Through analytical and numerical studies of Deep Neural Networks (using standard TensorFlow) in the ""Information Plane"" - the Mutual Information the network layers preserve on the input and the output variables - we obtain the following new insights:
1. The training epochs, for each layer, are divided into two phases: (1) fitting the training data - increasing the mutual information on the labels; (2) compressing the representation - reducing the mutual information on the inputs. The layers are learnt hierarchically, from the bottom to the top layer, with some overlaps.
2. Most (~80%) of the training time - optimization with SGD - is spent on compressing the representation (the second phase) - NOT on fitting the training data labels, even when the training has no regularization or terms that directly aim at such compression.
3. The convergence point, FOR EVERY HIDDEN LAYER, lies on or very close to the Information Bottleneck (IB) theoretical bound. Thus, the mappings from the input to the hidden layer and from the hidden layer to the output obey the IB self-consistent equations for some value of the compression-prediction tradeoff.

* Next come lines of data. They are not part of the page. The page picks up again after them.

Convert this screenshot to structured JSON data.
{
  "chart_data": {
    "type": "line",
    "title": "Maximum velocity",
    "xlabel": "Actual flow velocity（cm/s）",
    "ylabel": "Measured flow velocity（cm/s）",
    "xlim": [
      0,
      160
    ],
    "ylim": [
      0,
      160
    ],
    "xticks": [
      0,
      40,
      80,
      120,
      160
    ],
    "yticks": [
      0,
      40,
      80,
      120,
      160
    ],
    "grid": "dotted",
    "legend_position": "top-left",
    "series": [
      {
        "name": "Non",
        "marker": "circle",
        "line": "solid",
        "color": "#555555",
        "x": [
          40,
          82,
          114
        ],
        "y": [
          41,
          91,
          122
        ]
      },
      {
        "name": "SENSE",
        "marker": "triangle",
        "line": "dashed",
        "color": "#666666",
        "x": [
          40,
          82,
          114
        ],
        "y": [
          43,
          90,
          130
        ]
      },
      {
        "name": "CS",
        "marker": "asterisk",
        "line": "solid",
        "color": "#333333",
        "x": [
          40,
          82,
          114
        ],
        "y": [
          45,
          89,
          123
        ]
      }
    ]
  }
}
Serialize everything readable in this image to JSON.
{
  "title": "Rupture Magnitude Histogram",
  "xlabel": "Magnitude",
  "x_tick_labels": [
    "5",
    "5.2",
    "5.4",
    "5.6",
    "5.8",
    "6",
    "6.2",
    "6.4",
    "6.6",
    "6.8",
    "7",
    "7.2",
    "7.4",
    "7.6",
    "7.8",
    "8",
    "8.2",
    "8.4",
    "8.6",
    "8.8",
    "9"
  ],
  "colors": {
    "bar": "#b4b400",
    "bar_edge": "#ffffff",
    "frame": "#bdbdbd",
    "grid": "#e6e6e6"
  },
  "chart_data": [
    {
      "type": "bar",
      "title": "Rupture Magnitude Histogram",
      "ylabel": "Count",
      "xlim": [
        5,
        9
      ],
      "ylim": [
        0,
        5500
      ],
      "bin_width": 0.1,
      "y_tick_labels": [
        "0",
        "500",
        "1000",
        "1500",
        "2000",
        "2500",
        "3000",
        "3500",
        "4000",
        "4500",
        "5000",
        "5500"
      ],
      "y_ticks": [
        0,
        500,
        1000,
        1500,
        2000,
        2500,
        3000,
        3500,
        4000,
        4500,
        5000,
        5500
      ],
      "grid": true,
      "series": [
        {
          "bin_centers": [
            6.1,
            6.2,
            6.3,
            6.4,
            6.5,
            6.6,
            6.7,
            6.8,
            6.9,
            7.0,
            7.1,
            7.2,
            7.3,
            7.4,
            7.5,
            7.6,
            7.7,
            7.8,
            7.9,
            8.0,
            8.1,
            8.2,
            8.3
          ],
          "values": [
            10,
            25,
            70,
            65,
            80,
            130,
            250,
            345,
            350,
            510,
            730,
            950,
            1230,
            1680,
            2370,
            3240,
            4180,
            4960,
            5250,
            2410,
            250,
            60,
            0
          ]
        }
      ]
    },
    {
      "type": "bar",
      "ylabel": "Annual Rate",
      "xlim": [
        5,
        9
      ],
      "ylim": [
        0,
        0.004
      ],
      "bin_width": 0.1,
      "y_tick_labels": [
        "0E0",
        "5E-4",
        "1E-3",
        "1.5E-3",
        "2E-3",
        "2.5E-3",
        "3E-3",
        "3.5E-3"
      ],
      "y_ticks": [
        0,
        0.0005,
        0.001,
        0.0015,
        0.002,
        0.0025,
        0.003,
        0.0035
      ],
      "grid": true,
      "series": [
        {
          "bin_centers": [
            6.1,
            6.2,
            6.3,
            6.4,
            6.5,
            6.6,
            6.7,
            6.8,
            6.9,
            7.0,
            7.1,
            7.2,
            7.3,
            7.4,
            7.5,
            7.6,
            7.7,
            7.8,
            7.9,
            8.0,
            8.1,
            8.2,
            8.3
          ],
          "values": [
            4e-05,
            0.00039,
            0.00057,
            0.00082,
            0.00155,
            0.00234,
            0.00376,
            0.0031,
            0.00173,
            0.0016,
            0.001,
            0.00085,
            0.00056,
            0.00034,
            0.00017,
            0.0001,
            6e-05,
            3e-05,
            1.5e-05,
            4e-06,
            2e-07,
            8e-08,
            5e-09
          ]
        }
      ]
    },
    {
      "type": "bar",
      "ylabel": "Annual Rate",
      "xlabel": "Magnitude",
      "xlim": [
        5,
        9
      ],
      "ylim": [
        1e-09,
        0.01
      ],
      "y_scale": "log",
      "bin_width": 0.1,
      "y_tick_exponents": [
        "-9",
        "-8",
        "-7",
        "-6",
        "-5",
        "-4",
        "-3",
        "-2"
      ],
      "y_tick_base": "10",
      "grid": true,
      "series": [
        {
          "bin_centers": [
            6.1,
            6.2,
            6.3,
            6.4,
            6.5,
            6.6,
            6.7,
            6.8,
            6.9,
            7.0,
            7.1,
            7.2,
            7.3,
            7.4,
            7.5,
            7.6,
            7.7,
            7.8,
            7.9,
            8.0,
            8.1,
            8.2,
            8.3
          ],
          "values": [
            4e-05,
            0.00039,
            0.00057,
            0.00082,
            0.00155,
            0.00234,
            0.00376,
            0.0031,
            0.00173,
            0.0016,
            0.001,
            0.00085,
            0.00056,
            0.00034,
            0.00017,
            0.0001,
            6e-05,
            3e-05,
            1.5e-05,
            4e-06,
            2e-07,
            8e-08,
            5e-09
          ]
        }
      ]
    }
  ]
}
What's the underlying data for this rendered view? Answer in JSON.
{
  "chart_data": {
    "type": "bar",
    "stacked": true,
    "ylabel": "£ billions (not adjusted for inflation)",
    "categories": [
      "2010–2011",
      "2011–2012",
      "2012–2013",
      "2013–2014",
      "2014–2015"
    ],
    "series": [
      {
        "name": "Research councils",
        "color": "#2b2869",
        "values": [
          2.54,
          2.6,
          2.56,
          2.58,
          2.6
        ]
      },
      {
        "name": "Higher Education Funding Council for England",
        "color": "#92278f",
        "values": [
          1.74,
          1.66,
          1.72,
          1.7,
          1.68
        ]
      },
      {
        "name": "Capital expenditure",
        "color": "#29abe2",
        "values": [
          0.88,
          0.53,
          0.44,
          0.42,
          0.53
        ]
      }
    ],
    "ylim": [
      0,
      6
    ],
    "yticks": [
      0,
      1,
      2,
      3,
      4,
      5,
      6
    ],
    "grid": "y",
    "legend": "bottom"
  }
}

4. The main benefit of adding more hidden layers is in the optimization/training time, as the compression phase for each layer amounts to relaxation to a Maximum conditional Entropy state, subject to the proper constraints on the error/information on the labels. As such relaxation takes super-linear time in the compressed entropy, adding more hidden layers dramatically reduces the training time. There is also benefit in sample complexity to adding hidden layers, but this is a smaller effect.
I will explain these new observations and the benefits of exploring Deep Learning in the ""Information Plane"", and discuss some of the exciting theoretical and practical consequences of our analysis.